And the monitoring angel says, Listen, Mailer, we’re so oversubscribed in that department. Everybody wants to be a black athlete in their next life. Let me see what we’ve got you booked for. So he opens the big book, looks, and says, Well, we’ve got you down for a cockroach. But here’s the good news: you’ll be the fastest cockroach on the block.
I want to talk about how a novelist transfigures factual material. Can you say what happens to turn facts into art?
I would say that any history that gets built entirely upon fact is going to be full of error and will be misleading. It’s the human mind that is able to synthesise what the reality might have been. Now, that reality doesn’t have to be the one that took place, it has to be a reality that people can live with in their narrow minds, as the likelihood of how something could take place. Fiction is not tales or legends, or saying stuff that’s not true. Something can be true and still be fiction.

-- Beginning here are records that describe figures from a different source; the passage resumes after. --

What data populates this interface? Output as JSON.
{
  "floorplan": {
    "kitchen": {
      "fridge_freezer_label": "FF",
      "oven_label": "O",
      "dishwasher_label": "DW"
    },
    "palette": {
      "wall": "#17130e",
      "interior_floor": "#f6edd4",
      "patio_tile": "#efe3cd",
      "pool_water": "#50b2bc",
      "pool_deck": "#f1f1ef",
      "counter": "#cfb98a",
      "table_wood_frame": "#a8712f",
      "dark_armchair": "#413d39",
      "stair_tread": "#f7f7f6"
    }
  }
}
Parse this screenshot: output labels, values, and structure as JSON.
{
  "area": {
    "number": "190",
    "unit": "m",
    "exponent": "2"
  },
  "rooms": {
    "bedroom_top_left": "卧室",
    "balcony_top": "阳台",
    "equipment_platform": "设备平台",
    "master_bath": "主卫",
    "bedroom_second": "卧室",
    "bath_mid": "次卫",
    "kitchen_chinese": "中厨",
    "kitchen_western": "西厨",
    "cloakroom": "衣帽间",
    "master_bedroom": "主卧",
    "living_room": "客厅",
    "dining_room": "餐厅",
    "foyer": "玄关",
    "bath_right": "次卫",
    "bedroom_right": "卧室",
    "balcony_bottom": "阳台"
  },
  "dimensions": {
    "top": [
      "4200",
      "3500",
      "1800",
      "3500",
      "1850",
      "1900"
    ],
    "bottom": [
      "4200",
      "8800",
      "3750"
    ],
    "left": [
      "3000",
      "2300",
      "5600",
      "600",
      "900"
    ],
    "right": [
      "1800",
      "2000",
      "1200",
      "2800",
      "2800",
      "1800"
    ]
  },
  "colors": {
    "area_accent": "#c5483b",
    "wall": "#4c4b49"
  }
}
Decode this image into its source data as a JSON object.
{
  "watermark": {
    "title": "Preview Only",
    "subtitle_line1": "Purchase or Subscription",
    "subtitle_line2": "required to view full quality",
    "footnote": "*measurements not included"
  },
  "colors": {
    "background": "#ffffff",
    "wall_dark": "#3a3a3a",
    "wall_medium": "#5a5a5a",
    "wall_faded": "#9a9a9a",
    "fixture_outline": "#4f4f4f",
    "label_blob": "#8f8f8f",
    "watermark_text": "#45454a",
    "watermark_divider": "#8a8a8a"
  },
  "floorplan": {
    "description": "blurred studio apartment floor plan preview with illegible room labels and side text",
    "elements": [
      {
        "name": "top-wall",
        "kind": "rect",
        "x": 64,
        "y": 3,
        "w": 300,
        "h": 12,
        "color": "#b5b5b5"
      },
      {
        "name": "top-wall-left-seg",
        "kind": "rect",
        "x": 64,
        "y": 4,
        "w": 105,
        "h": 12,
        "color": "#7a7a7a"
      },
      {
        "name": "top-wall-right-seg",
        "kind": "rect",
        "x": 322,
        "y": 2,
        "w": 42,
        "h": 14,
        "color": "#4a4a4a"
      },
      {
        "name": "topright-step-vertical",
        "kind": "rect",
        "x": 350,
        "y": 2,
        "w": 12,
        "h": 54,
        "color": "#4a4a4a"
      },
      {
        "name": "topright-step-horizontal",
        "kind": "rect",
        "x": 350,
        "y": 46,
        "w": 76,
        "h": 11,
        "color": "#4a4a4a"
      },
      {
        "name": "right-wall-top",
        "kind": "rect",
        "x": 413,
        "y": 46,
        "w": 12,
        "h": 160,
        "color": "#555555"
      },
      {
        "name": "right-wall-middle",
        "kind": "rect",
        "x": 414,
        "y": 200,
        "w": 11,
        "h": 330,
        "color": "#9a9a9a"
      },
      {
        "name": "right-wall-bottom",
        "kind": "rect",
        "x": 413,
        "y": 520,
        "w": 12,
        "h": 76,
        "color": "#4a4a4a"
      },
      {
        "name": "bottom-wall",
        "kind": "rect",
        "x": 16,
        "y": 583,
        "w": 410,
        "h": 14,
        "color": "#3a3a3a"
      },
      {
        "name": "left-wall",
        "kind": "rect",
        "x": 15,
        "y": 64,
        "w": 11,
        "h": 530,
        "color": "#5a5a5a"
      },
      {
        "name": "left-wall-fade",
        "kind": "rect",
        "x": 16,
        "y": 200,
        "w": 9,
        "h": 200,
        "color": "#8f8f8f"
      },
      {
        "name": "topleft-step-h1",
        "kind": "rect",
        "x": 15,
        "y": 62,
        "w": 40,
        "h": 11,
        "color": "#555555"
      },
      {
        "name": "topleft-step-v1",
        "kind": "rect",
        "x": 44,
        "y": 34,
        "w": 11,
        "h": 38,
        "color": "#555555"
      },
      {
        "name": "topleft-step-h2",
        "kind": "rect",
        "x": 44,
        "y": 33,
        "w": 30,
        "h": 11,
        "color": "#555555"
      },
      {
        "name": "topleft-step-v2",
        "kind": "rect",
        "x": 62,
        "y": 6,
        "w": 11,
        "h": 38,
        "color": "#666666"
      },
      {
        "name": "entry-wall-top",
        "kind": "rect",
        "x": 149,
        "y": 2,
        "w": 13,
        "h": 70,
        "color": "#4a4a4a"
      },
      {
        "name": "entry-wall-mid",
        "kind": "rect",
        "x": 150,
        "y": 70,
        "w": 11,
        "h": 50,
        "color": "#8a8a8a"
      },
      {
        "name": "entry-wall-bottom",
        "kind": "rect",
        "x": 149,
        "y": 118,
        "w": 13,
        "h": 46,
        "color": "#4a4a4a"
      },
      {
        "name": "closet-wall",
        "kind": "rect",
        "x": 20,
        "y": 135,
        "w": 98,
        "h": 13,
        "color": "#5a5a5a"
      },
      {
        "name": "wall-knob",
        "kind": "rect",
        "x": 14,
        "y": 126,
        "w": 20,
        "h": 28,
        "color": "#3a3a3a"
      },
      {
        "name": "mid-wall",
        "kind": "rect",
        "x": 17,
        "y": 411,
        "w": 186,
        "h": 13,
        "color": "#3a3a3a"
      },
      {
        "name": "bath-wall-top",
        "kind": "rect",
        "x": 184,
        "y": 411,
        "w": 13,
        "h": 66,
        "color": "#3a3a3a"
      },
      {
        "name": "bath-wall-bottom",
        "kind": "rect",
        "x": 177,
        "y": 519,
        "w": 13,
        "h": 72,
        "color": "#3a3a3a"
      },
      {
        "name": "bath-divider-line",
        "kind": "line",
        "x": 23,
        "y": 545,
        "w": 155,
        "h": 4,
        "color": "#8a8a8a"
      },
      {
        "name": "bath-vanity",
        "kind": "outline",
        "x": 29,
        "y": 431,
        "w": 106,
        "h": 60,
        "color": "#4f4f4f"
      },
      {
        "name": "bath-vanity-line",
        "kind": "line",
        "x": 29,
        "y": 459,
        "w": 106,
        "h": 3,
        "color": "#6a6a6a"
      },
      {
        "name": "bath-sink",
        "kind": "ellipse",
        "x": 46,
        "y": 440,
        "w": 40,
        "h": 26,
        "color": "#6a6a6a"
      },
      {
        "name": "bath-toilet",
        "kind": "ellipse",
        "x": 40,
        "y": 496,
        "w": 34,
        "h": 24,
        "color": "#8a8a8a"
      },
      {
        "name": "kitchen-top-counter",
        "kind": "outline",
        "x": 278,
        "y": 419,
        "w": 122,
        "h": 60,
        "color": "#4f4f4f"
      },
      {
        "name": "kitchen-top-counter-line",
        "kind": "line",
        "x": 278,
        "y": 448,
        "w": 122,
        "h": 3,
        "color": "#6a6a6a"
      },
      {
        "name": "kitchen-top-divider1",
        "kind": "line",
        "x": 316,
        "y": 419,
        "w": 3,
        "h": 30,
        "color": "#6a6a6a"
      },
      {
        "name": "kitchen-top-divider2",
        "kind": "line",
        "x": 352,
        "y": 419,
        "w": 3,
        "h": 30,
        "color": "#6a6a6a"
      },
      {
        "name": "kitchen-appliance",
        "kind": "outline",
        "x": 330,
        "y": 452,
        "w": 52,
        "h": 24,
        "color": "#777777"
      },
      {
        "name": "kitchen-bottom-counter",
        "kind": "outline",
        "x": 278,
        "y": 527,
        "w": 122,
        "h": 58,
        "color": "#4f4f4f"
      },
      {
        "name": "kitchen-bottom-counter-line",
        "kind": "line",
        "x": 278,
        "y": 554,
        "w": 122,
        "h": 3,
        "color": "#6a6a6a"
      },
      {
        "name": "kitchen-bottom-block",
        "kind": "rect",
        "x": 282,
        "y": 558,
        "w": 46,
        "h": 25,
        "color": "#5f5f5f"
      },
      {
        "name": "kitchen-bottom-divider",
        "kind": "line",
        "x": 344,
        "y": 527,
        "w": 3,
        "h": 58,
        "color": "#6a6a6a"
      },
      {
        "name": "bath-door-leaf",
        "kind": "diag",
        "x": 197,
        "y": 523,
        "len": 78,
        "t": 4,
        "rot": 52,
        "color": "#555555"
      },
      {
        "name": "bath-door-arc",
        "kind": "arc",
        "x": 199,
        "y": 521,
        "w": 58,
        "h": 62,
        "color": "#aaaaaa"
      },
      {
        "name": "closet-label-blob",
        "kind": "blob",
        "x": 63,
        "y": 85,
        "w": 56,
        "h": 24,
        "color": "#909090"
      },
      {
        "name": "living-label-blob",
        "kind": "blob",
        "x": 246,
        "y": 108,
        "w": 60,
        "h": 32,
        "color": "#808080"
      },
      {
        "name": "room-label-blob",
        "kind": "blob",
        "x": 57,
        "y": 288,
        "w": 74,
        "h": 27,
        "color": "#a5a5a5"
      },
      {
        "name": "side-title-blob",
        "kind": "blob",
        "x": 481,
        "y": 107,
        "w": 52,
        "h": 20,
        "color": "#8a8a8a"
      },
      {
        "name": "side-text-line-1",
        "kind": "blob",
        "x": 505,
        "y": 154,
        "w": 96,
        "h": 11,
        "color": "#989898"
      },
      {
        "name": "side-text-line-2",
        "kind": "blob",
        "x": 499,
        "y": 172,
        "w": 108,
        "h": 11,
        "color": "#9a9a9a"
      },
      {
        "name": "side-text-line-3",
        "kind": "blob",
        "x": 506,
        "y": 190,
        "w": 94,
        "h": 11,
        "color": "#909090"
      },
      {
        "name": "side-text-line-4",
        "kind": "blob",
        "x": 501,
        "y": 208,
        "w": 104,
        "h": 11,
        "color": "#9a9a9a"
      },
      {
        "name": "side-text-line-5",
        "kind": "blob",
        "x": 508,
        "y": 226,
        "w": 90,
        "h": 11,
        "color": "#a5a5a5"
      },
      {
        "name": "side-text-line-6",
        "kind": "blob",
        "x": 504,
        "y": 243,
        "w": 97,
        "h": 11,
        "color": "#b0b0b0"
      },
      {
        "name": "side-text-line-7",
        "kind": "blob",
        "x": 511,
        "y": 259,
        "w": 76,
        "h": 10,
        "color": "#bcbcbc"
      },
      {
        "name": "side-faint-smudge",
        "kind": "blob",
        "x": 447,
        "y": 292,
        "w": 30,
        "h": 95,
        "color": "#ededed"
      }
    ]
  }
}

When you’re writing fiction you can lose your novel on a given morning. You can have your protagonist take up a serious act that appeals to you at the moment, and then you have to follow up on that act, and you have to deal with the consequences of that act. And two months later, six months later, horror of horrors, two years later, you wake up and say, I took the wrong turn that day. That happens in the writing of novels, and it’s enough to frighten you to death.
Flaubert felt that one could find the model for Emma Bovary very close to the author. How much of you is there in the grand persons that you’ve taken as your subjects, and would it be possible for you to say, Adolf Hitler, c’est moi?
I was doing [a] story on Warren [Beatty], I went to see Bugsy, which hadn’t been released yet. And the violence in Bugsy was truly apparent. Now Warren Beatty is obviously physically able, he’s a bit of an athlete, but you don’t think of him as violent. And so it was a shock to see how marvellous and convincing a portrait of violence he managed to give.
And I said to him, Aren’t you a little bit concerned that your friends won’t be comfortable around you now? And he said, Oh, no, most of my friends are actors and they understand it. You don’t really need to have more than 5 per cent of a character in yourself to be able to play him. Then he grinned and said, Of course if you have 75 per cent it’s easier.
With Hitler, 5 per cent was all I needed.